Surveys of women offenders show that most of them had been drinking before or during the criminal activity, suggesting the use of alcohol was used to decrease inhibitions. Alcohol abuse affects decision-making skills, which can influence the motivation to commit crimes.

Along with the increased rates of alcohol abuse among women, crime rates among the gender are also rising. The need for women to be treated for alcoholism is imperative in decreasing crimes committed by them.


Women-Related Medical Consequences of Alcoholism


Women can suffer from many alcohol-related health problems that men wouldn’t experience.


Breast Cancer

Women who consume large amounts of alcohol are more at risk of developing breast cancer.

● 9 out of 100 women who drink heavily have breast cancer.

● 10 out of 100 women who drink two alcoholic beverages per day receive a breast cancer diagnosis.
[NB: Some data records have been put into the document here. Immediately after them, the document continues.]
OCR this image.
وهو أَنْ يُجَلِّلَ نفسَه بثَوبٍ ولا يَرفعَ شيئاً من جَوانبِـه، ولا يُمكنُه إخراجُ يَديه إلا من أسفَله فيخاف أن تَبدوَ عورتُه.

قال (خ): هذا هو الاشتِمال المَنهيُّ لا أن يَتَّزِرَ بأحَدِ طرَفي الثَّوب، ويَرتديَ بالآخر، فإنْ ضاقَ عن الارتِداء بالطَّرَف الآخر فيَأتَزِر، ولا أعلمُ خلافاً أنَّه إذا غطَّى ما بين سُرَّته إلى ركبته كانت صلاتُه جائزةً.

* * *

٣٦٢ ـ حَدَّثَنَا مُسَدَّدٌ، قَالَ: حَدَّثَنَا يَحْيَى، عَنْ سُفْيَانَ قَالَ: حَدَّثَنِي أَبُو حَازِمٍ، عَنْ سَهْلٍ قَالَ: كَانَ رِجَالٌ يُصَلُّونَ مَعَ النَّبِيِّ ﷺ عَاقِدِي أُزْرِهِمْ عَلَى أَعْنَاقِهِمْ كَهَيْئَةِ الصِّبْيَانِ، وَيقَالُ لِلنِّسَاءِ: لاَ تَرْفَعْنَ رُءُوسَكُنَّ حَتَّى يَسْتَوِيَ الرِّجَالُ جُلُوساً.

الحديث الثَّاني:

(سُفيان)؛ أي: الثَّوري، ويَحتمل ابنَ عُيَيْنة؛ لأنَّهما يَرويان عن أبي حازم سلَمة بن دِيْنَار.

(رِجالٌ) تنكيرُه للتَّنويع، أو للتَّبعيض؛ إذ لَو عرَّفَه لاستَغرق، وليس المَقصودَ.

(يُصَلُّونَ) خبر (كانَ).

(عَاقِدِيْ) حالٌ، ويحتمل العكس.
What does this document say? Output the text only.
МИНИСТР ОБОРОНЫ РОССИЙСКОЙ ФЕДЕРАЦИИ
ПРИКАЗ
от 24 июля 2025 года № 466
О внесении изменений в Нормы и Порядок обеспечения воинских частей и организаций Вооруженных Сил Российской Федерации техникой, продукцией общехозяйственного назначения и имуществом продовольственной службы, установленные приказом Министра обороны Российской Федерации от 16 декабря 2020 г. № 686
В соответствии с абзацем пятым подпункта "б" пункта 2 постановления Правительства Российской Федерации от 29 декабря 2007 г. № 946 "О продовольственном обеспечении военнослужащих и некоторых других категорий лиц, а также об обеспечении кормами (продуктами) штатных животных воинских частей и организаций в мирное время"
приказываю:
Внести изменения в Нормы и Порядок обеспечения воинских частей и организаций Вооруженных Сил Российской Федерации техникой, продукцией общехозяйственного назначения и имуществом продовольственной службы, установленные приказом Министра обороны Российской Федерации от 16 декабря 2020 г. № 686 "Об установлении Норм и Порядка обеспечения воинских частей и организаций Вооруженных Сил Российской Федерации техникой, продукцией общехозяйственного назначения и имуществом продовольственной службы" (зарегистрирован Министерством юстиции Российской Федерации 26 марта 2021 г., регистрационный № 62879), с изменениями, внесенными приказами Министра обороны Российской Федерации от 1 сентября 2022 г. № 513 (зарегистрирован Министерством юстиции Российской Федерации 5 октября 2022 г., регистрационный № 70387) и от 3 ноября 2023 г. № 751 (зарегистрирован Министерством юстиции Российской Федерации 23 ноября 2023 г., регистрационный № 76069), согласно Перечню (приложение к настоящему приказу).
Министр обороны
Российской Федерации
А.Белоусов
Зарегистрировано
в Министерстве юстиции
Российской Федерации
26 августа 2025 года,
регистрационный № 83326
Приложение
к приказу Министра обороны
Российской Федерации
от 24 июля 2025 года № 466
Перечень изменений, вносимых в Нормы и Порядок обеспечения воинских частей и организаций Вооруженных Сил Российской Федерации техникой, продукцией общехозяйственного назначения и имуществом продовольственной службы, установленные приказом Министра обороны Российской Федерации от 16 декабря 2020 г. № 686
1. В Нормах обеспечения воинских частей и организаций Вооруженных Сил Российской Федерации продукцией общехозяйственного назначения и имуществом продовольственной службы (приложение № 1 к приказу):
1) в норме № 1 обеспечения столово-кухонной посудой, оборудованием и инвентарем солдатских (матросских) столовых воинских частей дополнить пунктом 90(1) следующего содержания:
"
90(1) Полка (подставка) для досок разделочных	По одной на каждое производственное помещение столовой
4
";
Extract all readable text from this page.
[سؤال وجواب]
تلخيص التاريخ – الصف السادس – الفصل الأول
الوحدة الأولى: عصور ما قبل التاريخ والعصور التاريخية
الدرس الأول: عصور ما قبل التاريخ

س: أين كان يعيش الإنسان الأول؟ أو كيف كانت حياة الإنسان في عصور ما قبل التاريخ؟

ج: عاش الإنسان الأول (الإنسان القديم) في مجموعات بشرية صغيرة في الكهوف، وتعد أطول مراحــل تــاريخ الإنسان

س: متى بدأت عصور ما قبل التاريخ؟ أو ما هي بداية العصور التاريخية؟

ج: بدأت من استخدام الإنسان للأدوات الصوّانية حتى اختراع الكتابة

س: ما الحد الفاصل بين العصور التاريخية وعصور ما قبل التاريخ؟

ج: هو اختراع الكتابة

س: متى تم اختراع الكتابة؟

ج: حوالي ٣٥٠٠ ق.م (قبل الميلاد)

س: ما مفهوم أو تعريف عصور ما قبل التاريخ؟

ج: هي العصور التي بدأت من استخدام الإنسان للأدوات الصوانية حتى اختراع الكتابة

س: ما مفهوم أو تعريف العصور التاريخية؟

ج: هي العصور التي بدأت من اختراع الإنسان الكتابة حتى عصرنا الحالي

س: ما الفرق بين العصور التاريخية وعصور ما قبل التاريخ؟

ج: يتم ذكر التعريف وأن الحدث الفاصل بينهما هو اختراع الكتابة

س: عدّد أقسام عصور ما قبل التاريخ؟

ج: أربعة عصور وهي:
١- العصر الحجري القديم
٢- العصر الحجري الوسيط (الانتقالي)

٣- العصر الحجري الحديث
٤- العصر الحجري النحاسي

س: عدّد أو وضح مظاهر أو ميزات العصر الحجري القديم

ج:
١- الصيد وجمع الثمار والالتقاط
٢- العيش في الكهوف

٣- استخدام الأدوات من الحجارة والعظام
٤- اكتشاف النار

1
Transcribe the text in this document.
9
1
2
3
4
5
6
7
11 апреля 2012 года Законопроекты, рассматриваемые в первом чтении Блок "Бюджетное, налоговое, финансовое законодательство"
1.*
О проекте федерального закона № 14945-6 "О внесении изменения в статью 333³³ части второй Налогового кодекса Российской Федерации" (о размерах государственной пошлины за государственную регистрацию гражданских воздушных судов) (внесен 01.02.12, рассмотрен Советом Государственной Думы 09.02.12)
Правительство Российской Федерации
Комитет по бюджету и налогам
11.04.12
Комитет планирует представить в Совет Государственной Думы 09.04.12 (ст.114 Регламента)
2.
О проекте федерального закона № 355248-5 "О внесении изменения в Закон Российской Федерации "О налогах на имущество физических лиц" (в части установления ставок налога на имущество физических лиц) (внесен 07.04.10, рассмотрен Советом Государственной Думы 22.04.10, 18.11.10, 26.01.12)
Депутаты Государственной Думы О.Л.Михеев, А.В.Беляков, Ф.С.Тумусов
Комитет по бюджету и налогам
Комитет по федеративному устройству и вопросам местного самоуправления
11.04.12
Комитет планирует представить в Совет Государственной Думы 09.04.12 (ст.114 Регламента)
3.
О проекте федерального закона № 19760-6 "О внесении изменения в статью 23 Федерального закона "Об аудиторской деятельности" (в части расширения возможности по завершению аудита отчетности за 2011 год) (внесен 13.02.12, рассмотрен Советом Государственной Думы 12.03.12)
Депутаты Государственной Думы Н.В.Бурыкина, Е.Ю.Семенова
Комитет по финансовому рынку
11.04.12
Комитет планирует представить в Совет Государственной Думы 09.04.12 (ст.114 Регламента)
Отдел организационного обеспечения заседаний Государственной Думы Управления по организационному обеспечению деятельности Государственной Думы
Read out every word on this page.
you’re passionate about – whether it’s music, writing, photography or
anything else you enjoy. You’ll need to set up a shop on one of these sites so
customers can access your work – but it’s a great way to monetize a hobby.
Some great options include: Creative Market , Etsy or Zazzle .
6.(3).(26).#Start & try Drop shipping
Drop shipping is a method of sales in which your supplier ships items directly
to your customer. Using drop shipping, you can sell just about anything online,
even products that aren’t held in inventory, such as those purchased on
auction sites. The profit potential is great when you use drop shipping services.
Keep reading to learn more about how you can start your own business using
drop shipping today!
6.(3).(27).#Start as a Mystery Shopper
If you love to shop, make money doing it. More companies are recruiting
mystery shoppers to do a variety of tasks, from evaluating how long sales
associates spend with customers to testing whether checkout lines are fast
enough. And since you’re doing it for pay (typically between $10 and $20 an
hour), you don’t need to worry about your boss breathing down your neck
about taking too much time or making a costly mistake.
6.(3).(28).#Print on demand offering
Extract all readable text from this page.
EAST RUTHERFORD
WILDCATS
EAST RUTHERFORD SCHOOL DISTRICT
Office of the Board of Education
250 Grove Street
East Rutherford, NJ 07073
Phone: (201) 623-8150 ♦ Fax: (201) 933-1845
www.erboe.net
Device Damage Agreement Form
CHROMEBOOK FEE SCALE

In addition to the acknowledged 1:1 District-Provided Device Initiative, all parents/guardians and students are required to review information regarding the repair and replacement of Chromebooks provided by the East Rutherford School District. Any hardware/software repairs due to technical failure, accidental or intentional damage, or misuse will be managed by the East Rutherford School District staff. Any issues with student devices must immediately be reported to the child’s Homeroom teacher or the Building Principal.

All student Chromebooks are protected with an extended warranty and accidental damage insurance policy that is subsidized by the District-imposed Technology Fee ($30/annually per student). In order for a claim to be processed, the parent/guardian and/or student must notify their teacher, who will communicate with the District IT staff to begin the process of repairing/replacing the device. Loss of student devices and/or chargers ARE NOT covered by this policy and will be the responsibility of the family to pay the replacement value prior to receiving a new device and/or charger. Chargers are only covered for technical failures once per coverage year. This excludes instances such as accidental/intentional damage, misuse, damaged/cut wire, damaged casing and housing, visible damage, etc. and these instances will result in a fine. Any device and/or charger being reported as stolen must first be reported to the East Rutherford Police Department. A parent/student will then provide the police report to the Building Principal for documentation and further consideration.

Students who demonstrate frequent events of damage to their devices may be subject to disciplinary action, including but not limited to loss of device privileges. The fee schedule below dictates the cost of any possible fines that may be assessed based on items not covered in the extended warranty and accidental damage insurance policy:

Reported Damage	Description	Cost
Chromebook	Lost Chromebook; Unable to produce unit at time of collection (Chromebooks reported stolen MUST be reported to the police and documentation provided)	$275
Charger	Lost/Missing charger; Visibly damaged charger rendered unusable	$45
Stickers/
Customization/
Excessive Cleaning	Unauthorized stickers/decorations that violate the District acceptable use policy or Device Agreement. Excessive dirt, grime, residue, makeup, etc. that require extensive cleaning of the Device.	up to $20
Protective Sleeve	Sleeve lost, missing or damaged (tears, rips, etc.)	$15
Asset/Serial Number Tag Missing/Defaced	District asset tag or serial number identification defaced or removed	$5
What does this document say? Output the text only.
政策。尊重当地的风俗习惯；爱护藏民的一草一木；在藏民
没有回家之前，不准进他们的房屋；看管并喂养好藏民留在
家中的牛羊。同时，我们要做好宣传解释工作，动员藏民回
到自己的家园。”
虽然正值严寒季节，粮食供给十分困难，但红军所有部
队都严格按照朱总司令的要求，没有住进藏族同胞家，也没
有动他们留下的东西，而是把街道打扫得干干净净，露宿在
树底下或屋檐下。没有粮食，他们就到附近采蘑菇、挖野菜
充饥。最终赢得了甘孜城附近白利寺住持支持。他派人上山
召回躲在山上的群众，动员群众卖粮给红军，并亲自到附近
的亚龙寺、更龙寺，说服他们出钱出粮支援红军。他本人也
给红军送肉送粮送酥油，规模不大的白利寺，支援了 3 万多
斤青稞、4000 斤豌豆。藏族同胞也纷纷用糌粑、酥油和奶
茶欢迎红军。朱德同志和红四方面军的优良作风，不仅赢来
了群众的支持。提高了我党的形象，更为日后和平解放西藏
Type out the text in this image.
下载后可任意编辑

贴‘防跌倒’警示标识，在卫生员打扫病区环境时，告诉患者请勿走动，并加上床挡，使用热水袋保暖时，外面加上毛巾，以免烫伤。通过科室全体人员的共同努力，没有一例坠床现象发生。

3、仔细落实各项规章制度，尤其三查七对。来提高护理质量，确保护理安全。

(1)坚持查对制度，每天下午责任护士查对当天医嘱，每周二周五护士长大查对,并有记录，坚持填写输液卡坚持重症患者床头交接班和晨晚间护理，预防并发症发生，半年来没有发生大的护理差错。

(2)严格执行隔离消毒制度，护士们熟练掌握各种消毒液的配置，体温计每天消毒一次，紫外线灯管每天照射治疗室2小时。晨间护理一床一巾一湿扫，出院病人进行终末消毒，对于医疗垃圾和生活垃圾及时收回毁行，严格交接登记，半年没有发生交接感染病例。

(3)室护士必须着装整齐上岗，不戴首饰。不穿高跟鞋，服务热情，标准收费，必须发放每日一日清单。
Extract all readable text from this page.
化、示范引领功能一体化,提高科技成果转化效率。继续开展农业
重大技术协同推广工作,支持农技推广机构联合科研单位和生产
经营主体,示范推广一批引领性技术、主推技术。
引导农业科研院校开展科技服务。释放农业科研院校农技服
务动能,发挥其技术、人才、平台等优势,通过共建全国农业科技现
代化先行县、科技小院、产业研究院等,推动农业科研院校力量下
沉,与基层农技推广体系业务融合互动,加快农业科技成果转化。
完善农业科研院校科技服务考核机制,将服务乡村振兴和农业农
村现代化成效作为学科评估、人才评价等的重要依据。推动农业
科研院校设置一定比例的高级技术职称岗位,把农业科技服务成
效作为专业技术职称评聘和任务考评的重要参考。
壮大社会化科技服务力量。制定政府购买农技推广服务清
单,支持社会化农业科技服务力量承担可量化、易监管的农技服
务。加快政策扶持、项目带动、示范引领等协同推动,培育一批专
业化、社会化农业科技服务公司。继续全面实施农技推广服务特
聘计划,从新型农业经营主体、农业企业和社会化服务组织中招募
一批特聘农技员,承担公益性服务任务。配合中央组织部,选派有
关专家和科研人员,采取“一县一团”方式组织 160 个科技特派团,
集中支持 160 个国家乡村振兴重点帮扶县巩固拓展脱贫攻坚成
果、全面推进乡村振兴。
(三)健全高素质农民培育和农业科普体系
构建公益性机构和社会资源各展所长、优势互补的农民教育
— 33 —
● 13 out of 100 women who consume six or more alcoholic beverages a day suffers from breast cancer.


Fetal Alcohol Syndrome

Women who are pregnant and drink alcohol significantly increase the risk of their baby being born with Fetal Alcohol Spectrum Disorder (FASD). Babies with FASD may suffer from:


● Smaller head size

● Abnormal facial features

● Vision and/or hearing programs

● Bodyweight issues

● Learning disabilities

● Hyperactivity

● Memory, focus, and coordination issues

● Speech and language impediments

● Lower IQ and intelligence

● Problems with vital organs


Other Women-Related Medical Concerns Due to Alcoholism


● Heart disease

● Mental illness

● Liver disease

● Alcoholic hepatitis

● Other forms of cancer


Increased risk of secondary medical concerns such as traumatic injuries from falling, accidents from drinking and driving, etc. can also be a consequence of alcohol abuse.


How to Help Alcoholism in Women


Women can suffer from alcoholism. They can suffer from the effects of drinking too much too often. It is not normal to cope with wine, beer, or a cocktail. Women need to be aware of all these statements, so they know when they should reach out for help.


Reaching out for help doesn’t mean she should be thought less of because “only men are alcoholics.” Alcoholism is a disease that does not discriminate based on sex, ethnicity, culture, etc. It is a disease that needs to be treated with medical and mental health professionals. It is nothing to be ashamed of, so it’s not anything that needs to be hidden.


If you’re a woman suffering from alcoholism or you know someone who is, understand that this is something many women are dealing with, and there is help for it. Alcoholism is not a life sentence. Alcohol addiction treatment centers can help women understand the reasons they started to drink and learn how to stop using alcohol to cope with life’s stressors.


Alcoholism doesn’t go away on its own - for men or women. Dealing with the problem by treating it is the only way to stop the issues that have arisen from drinking. Seek help now for your alcoholism, so you can start living a life that isn’t controlled by wine, beer, and liquor.